Via Digg, in a story bearing the headline Microsoft's Men in Black kill Florida open standards legislation, Linux.com reports: Two other [Florida] legislative employees (who must also remain anonymous) told Linux.
Written by David Berlind, Inactive

Via Digg, in a story bearing the headline Microsoft's Men in Black kill Florida open standards legislation, Linux.com reports:

Two other [Florida] legislative employees (who must also remain anonymous) told Linux.com that the Microsoft lobbyists implied that elected representatives who voted against Microsoft's interests might have a little more trouble raising campaign funds than they would if they helped the IT giant achieve its Florida goals.

In the paragraph just before that, the story says

A legislative staff employee who would lose his job if he were quoted here by name said, "By the time those lobbyists were done talking, it sounded like ODF (Open Document Format, the free and open format used by OpenOffice.org and other free software) was proprietary and the Microsoft format was the open and free one."
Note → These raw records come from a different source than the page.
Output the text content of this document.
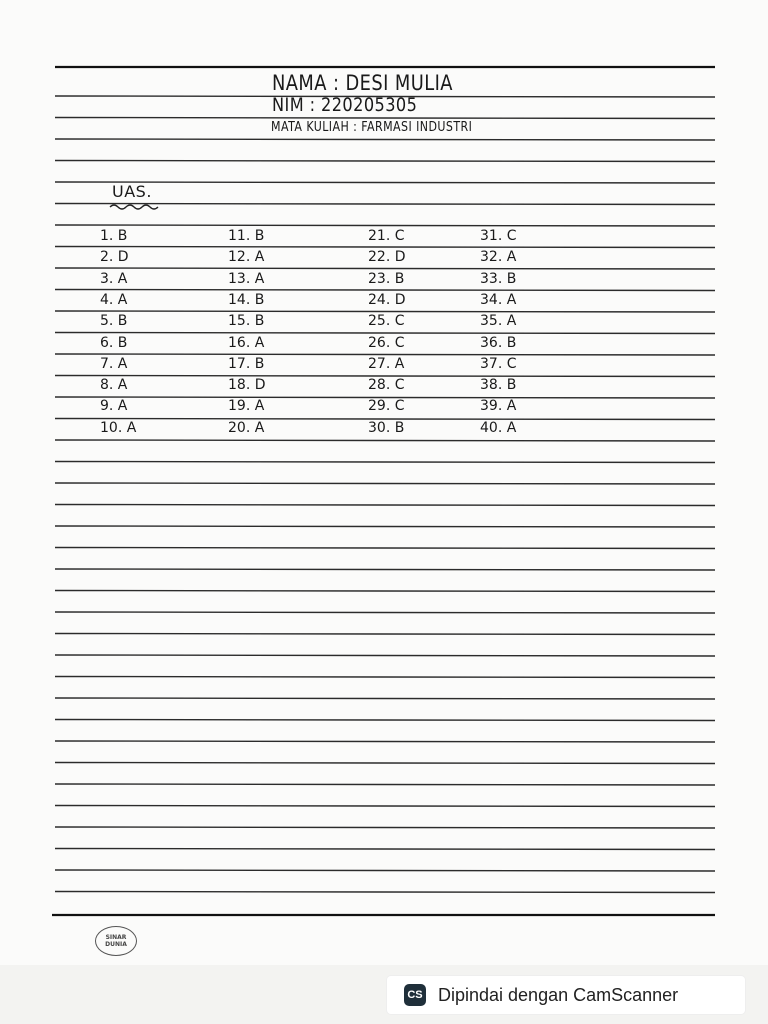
NAMA : DESI MULIA
NIM : 220205305
MATA KULIAH : FARMASI INDUSTRI
UAS.
1. B	11. B	21. C	31. C
2. D	12. A	22. D	32. A
3. A	13. A	23. B	33. B
4. A	14. B	24. D	34. A
5. B	15. B	25. C	35. A
6. B	16. A	26. C	36. B
7. A	17. B	27. A	37. C
8. A	18. D	28. C	38. B
9. A	19. A	29. C	39. A
10. A	20. A	30. B	40. A
SINAR
DUNIA
CS Dipindai dengan CamScanner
That's a lot of anonymous sourcing and Linux.com is clearly putting its credibility on the line with that first bit about campaign funding. Given the other sources that are cited in the story, the article also comes across as being heavily biased against Microsoft. Nevertheless, campaign "leverage" is undoubtedly the sort of leverage that supporters of any side of any legislative debate (tech or not) like to hang over the heads of legislators. So, if this sort of thing is going on, we shouldn't assume that these lobbyists (for Microsoft) are the only ones applying such pressure. This is just the first time anybody has officially reported on such goings on.